Source: OpenRespect.org

Now, the issue he is addressing here and in a previous blog post is as old as debate itself, but is perhaps - probably - aggravated by the internet troll mentality, the online literary equivalent of road rage; some issues simply inflame people. Many reasons for this, and I could discuss that as well and get flamed to a crisp.
Part of what makes this particular initiative problematic is that respect is actually ambiguous, as is made clear in the responses to his blogpost. An example of this is a comment by Fab, known by listeners of the Linux Outlaws podcast; Fab comments that in his view, respect is something you earn. And I dare say that when Jono uses the term, he talks about respectful behavior in the sense of politeness. What he does not address is the fact that people who do not have a civil tone in a debate, online or personally, simply do not respect the person they talk to. As in, they feel a personal disrespect for the person they are debating with.

Frankly, I hear a lot of voices on the net - people I simply do not have any respect for. People I think are wrong in their interpretations, naïve in their views and repulsive in their morals. But what is that to me? It is, of course, the dilemma of a gentleman that one of the most uncivilized things to do is telling people they are impolite.

When there is a debate, criticizing people has nothing to do with respect, and I find it clutters things to bring that up.
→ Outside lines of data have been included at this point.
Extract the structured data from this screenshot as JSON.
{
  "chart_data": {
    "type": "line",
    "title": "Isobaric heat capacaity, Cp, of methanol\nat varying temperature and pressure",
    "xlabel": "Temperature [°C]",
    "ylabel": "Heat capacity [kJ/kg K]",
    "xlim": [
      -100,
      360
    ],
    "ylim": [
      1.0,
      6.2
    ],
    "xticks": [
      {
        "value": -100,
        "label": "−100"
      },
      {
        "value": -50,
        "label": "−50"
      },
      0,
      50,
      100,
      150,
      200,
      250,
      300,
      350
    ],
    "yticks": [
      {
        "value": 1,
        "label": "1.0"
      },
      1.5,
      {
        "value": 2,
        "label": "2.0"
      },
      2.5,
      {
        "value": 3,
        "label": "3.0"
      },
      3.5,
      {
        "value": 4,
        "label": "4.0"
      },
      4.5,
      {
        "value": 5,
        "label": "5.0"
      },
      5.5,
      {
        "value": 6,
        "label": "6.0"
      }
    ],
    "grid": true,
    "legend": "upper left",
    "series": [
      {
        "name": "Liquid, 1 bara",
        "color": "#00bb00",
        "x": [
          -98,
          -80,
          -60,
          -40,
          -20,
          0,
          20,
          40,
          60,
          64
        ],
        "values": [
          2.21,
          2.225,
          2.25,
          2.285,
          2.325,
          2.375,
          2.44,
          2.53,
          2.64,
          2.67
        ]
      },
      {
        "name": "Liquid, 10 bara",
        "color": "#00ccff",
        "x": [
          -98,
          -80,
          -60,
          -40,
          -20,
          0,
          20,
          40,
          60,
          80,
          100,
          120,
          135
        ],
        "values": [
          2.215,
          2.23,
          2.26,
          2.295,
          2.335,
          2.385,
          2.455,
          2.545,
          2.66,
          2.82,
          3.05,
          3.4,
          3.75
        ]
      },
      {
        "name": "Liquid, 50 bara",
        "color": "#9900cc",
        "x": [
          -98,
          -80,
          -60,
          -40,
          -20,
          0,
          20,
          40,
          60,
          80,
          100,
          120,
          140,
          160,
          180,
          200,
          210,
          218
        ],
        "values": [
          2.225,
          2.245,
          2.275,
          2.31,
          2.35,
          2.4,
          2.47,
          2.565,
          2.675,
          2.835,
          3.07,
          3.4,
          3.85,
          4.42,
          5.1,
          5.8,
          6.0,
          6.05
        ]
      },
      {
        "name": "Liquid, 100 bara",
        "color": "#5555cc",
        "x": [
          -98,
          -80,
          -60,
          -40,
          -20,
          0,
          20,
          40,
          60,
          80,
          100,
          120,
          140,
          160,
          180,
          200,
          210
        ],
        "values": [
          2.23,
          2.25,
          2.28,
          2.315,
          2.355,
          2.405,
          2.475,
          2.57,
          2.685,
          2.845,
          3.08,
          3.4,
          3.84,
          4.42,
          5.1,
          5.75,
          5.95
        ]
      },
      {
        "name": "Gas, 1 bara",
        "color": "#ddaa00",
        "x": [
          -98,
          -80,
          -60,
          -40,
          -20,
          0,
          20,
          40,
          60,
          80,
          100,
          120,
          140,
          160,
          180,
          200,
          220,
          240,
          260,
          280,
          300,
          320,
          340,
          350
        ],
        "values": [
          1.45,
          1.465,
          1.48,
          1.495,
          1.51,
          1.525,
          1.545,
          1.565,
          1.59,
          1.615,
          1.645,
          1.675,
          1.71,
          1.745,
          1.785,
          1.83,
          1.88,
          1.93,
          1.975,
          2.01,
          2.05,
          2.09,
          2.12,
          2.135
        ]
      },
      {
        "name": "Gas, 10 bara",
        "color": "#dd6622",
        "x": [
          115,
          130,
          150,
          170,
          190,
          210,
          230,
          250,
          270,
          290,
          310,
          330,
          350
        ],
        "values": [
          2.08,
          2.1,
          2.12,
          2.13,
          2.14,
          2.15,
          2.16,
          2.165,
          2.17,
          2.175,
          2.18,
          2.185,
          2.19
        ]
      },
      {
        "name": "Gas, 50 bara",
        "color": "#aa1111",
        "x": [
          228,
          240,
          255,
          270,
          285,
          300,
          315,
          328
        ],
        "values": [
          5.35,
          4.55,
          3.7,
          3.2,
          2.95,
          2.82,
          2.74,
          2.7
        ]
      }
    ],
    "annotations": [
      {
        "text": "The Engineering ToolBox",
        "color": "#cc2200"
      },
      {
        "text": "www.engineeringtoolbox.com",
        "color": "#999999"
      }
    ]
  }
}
I write this piece to say that Jono is going about this the wrong way - partly because I believe such an initiative is futile, whatever the intentions, partly because I find his choice of title unfortunate - but at the same time, I have a personal respect for Jono for the work with Lugradio and for doing his Severed Fifth project to draw some conclusions about the strength of Creative Commons and the community around his music. And so, a critique would be the decent thing to do, because that is part of the debate.

It is, of course, a question of basic decency. It is a question of addressing a debate in a civilized fashion. I would want to do so to people I hold in great esteem, and I would want to do so with people in whom I find little to respect. In the end, it is a question of respect - for yourself. And one would do well to consider when a debate is actually needed; often enough, these debates can look like the unstoppable heading towards the immovable with no sort of agreement on the horizon except, in the very best of cases, agreeing to disagree.

And why do I find the futile? Consider a sign beside a trashcan saying “Please put trash in the trashcan”. My old workplace was always cluttered with such signs until I tore them all down. Those who will be civilized about it will be civilized about it - is a sign going to make any difference to the others? I feel that Jono has made a digital signpost trying to ask people not to be unpleasant. The results are predictable.